What a relief that was! When I first went to the meetings of Hazrat’s group in London as it was at that time (1989) I was so tense and anxious I had to literally clutch my legs together in order to try and sit still. But my presence was tolerated (!) and gradually I relaxed.
I started doing Hazrat’s meditation, and the initial effect certainly had a calming and steadying influence on me. About six months later Hazrat came to England, but I kept putting off going to see him. Eventually the friend I had seen in the street rang me, saying: “opportunities like this don’t come every day, why don’t you come and meet Hazrat?”
I set out across London, from Dalston to Brixton. But the tubes weren’t running, for some reason. I got a bus from Oxford Circus which seemed to take forever. I got talking to a drunken man beside me, thinking “Oh God, I’ll end up in the pub with this guy, I know I will!” But I didn’t, and I did meet Hazrat, and I was apprehensive, but as soon as I sat with him I felt OK. I felt this was someone I could trust. It also seemed to me (and I don’t know whether this was reality or my nerves) that Hazrat seemed to keep going in and out of focus, as if he was in this reality and in other realities as well. From that moment I have seen Hazrat as this remarkable combination of the very ordinary and down to earth and the very extraordinary and spiritual. Both at once. Both equally important. Both being what makes him the teacher that he is. That is how I see it anyway.
Since that time I have stayed with the group in London, and most years Hazrat has come over to stay with us in the autumn. I have continued with the practices, sometimes with regularity and sometimes not, and I have attended the weekly meetings, sometimes regularly and sometimes not. In recent years we have had a number of retreats lasting a few days. The composition of the group has kept on changing, though there are a few familiar faces from 12 or 13 years ago. Despite the changes, the essence of what we do, or are trying to do, remains the same.

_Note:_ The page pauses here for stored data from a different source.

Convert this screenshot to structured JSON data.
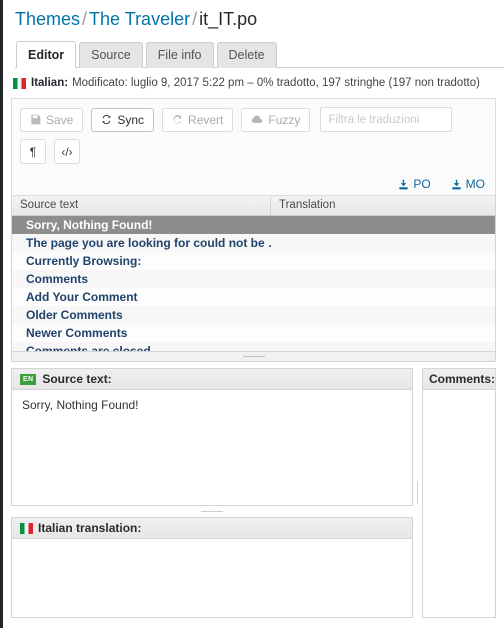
{
  "breadcrumb": {
    "items": [
      {
        "label": "Themes",
        "link": true
      },
      {
        "label": "The Traveler",
        "link": true
      },
      {
        "label": "it_IT.po",
        "link": false
      }
    ],
    "separator": "/"
  },
  "tabs": [
    {
      "label": "Editor",
      "active": true
    },
    {
      "label": "Source",
      "active": false
    },
    {
      "label": "File info",
      "active": false
    },
    {
      "label": "Delete",
      "active": false
    }
  ],
  "status": {
    "flag_icon": "italian-flag-icon",
    "language": "Italian:",
    "details": "Modificato: luglio 9, 2017 5:22 pm – 0% tradotto, 197 stringhe (197 non tradotto)"
  },
  "toolbar": {
    "buttons": [
      {
        "label": "Save",
        "icon": "floppy-disk-icon",
        "enabled": false
      },
      {
        "label": "Sync",
        "icon": "sync-icon",
        "enabled": true
      },
      {
        "label": "Revert",
        "icon": "revert-icon",
        "enabled": false
      },
      {
        "label": "Fuzzy",
        "icon": "cloud-icon",
        "enabled": false
      }
    ],
    "filter": {
      "value": "",
      "placeholder": "Filtra le traduzioni"
    },
    "toggles": [
      {
        "label": "¶",
        "name": "pilcrow-toggle"
      },
      {
        "label": "‹/›",
        "name": "code-toggle"
      }
    ],
    "downloads": [
      {
        "label": "PO",
        "icon": "download-icon"
      },
      {
        "label": "MO",
        "icon": "download-icon"
      }
    ]
  },
  "table": {
    "columns": [
      "Source text",
      "Translation"
    ],
    "rows": [
      {
        "source": "Sorry, Nothing Found!",
        "translation": "",
        "selected": true
      },
      {
        "source": "The page you are looking for could not be …",
        "translation": "",
        "selected": false
      },
      {
        "source": "Currently Browsing:",
        "translation": "",
        "selected": false
      },
      {
        "source": "Comments",
        "translation": "",
        "selected": false
      },
      {
        "source": "Add Your Comment",
        "translation": "",
        "selected": false
      },
      {
        "source": "Older Comments",
        "translation": "",
        "selected": false
      },
      {
        "source": "Newer Comments",
        "translation": "",
        "selected": false
      },
      {
        "source": "Comments are closed",
        "translation": "",
        "selected": false
      }
    ]
  },
  "editor": {
    "source": {
      "badge": "EN",
      "title": "Source text:",
      "value": "Sorry, Nothing Found!"
    },
    "translation": {
      "flag_icon": "italian-flag-icon",
      "title": "Italian translation:",
      "value": ""
    },
    "comments": {
      "title": "Comments:",
      "value": ""
    }
  },
  "colors": {
    "link": "#0073aa",
    "row_text": "#20436b",
    "selected_row_bg": "#8d8d8d",
    "download_link": "#0b6a9e",
    "badge_green": "#3d9e3d",
    "flag_green": "#059142",
    "flag_red": "#d9262c"
  }
}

When I first attended the group I had no formal religious practice. After some years I became aware, again, of what seemed to me to be the spiritual reality of Jesus, and returned for a while to the Church of England. I spoke to Hazrat with some trepidation about this, but he smiled and said to me “I am glad you have returned to some religion!” Since then I have made contact with the Quakers, and sometimes attend local Quaker meetings for worship. A couple of years back the School of Sufi Teaching ran a weekend introduction to Sufism for Quaker friends at Charney Manor in Oxfordshire, where we also sometimes conduct our own retreats. I personally feel that there are many affinities between Quakerism and Sufism. At present most of the group who meet in London are Muslim, but I have never felt under any pressure to become Muslim, and Hazrat has always said to me “my concern is only that people become closer to God”.
My experience of doing the practices is that one is taken on a journey which is sometimes easy and sometimes hard, part of which seems to involve a gradually growing awareness of who one really is, and a gradual burning away of parts of oneself that are too hard or cold or useless. It is at once an easy road and a very hard one. It is both – I cannot explain that paradox.